O mês foi impactado por um evento não recorrente: foi registrada despesa excepcional de R$ 0,52 por cota referente à taxa de performance do segundo semestre de 2025 devida ao gestor anterior. Esse efeito contábil pontual pressionou o resultado do período, sem alterar a dinâmica operacional subjacente do portfólio.

Resiliência do fluxo de caixa

No fechamento de fevereiro, a carteira apresentava exposição de 106,4% sobre o patrimônio líquido, evidenciando o uso de alavancagem financeira. Dessa parcela, 99,1% estavam alocados em CRIs e operações estruturadas, com rentabilidade média ponderada de 16,2% ao ano (CDI + 2,8% a.a.), prazo médio de 2,1 anos e spread médio de 1,8% a.a. O fundo imobiliário RBRY11 também mantinha 9,0% em operações compromissadas via vendas com compromisso de recompra.

A atual administração sinalizou que pretende reduzir a alavancagem como eixo central da estratégia prospectiva, buscando equilíbrio entre retorno e risco. Essa diretriz deve favorecer a resiliência do fluxo de caixa e a previsibilidade de distribuições, sobretudo em um cenário de CDI ainda relevante para o carregamento da carteira.

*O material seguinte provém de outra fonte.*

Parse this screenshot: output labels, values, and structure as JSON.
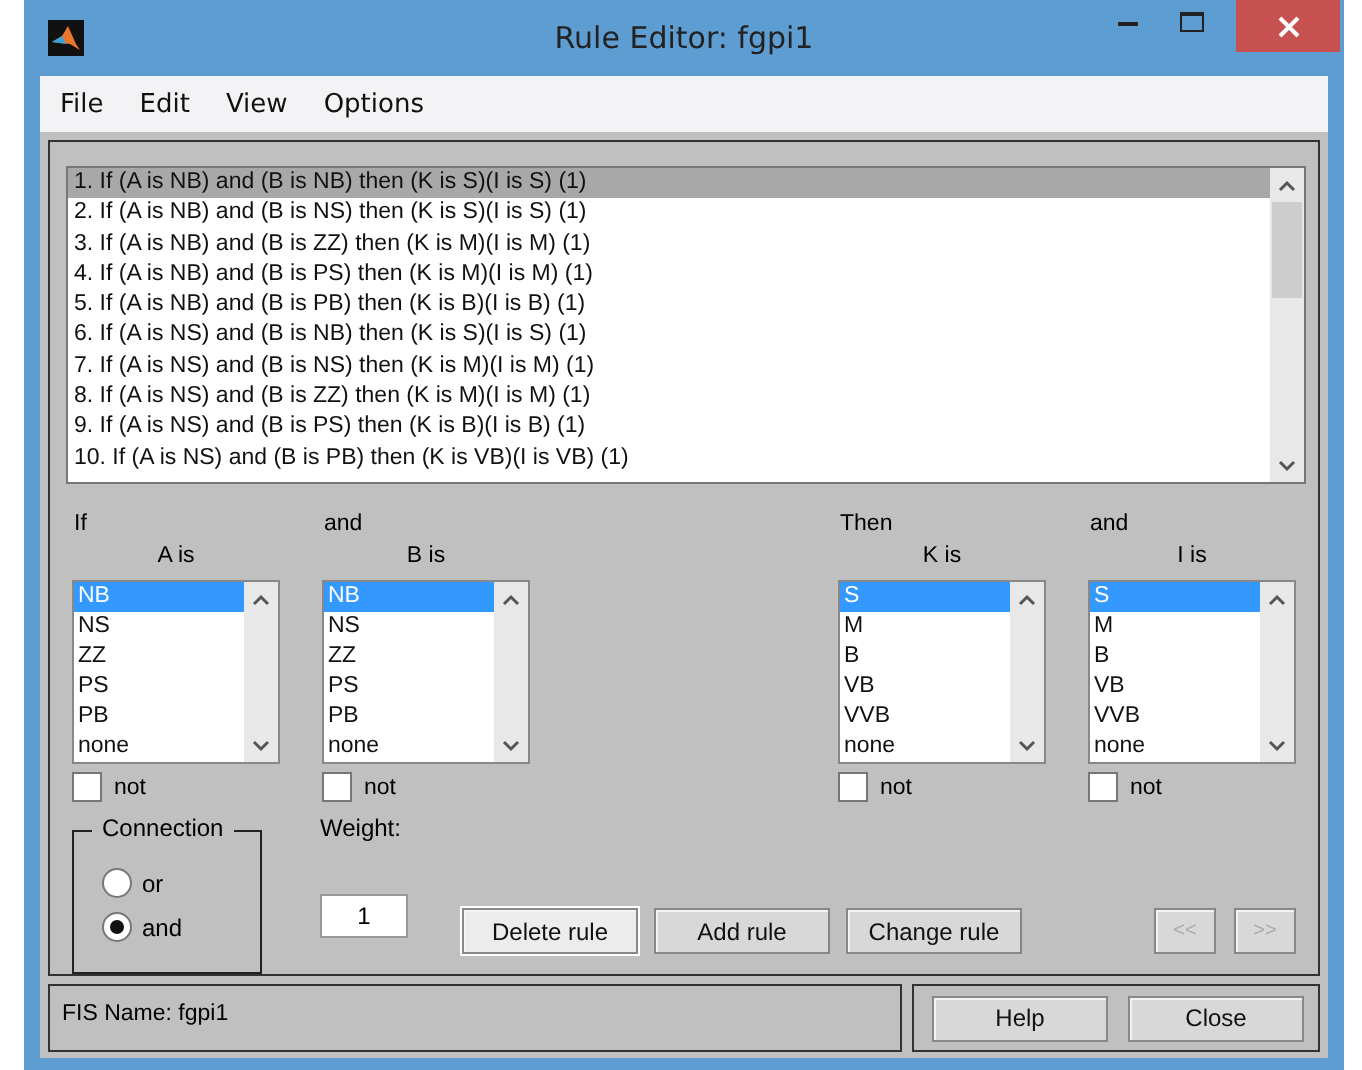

Portfólio do RBRY tem 56 CRIs

Distribucionalmente, o portfólio reúne 56 CRIs e uma operação estruturada, pulverizados em quatro segmentos. A concentração maior está no residencial (89%), seguido do logístico (10%), com São Paulo respondendo por 70% da exposição em CRIs. Em termos de indexadores, 88% acompanham o CDI, com retorno médio de CDI + 4,1% a.a.; 12% seguem o IPCA (IPCA + 0,9% a.a.) e 0,1% o IGP-M (IGP-M + 9,1% a.a.). O FII RBRY11 mantém alocação estratégica complementar em outros FIIs.

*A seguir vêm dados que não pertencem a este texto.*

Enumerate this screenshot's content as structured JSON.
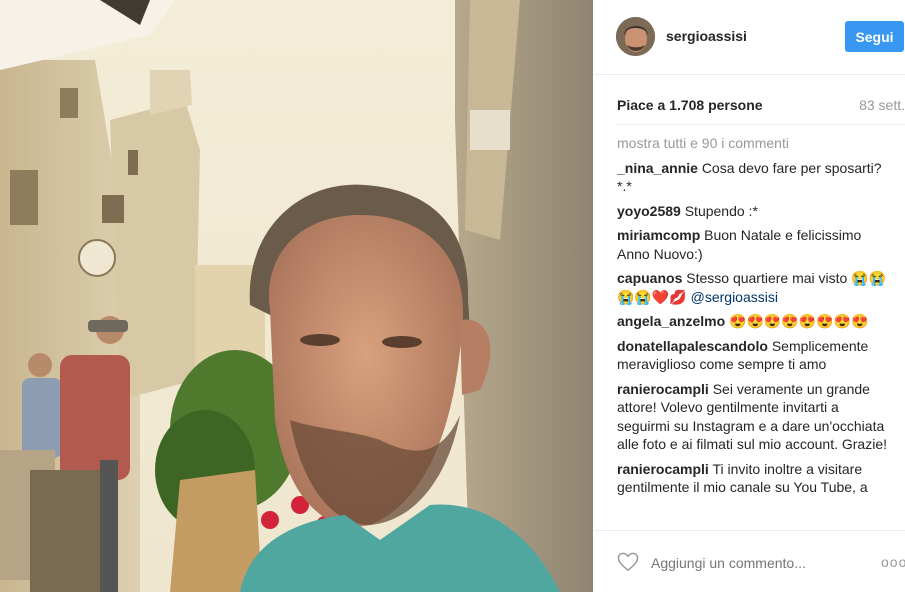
{
  "post": {
    "username": "sergioassisi",
    "follow_label": "Segui",
    "likes_text": "Piace a 1.708 persone",
    "time_ago": "83 sett.",
    "show_all_comments": "mostra tutti e 90 i commenti",
    "comment_placeholder": "Aggiungi un commento...",
    "more_options": "ooo"
  },
  "comments": [
    {
      "user": "_nina_annie",
      "text": "Cosa devo fare per sposarti? *.*"
    },
    {
      "user": "yoyo2589",
      "text": "Stupendo :*"
    },
    {
      "user": "miriamcomp",
      "text": "Buon Natale e felicissimo Anno Nuovo:)"
    },
    {
      "user": "capuanos",
      "text": "Stesso quartiere mai visto",
      "trail_emoji": "😭😭😭😭❤️💋",
      "mention": "@sergioassisi"
    },
    {
      "user": "angela_anzelmo",
      "text": "",
      "emoji": "😍😍😍😍😍😍😍😍"
    },
    {
      "user": "donatellapalescandolo",
      "text": "Semplicemente meraviglioso come sempre ti amo"
    },
    {
      "user": "ranierocampli",
      "text": "Sei veramente un grande attore! Volevo gentilmente invitarti a seguirmi su Instagram e a dare un'occhiata alle foto e ai filmati sul mio account. Grazie!"
    },
    {
      "user": "ranierocampli",
      "text": "Ti invito inoltre a visitare gentilmente il mio canale su You Tube, a"
    }
  ],
  "colors": {
    "follow_bg": "#3897f0",
    "username": "#262626",
    "muted": "#999999",
    "mention": "#003569"
  }
}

Nas movimentações recentes, a gestão aumentou posições no CRI MOS Jardins e Pinheiros II, com R$ 2,8 milhões (CDI + 5,95% a.a. e CDI + 4,95% a.a.); no CRI Pulverizado MK CDI (R$ 1,4 milhão a CDI + 4,5% a.a.); no CRI Global Realty – Itacema (R$ 4 milhões a CDI + 4,75% a.a.); e no CRI Tael (R$ 6 milhões a CDI + 3,8% a.a.). Em contrapartida, reduziu R$ 18,6 milhões nos CRIs Baroneza e Jardim Europa e zerou o CRI Union (R$ 8,4 milhões). Segundo a gestão, essa reciclagem busca otimizar o carrego e reduzir o nível de alavancagem do fundo RBRY11.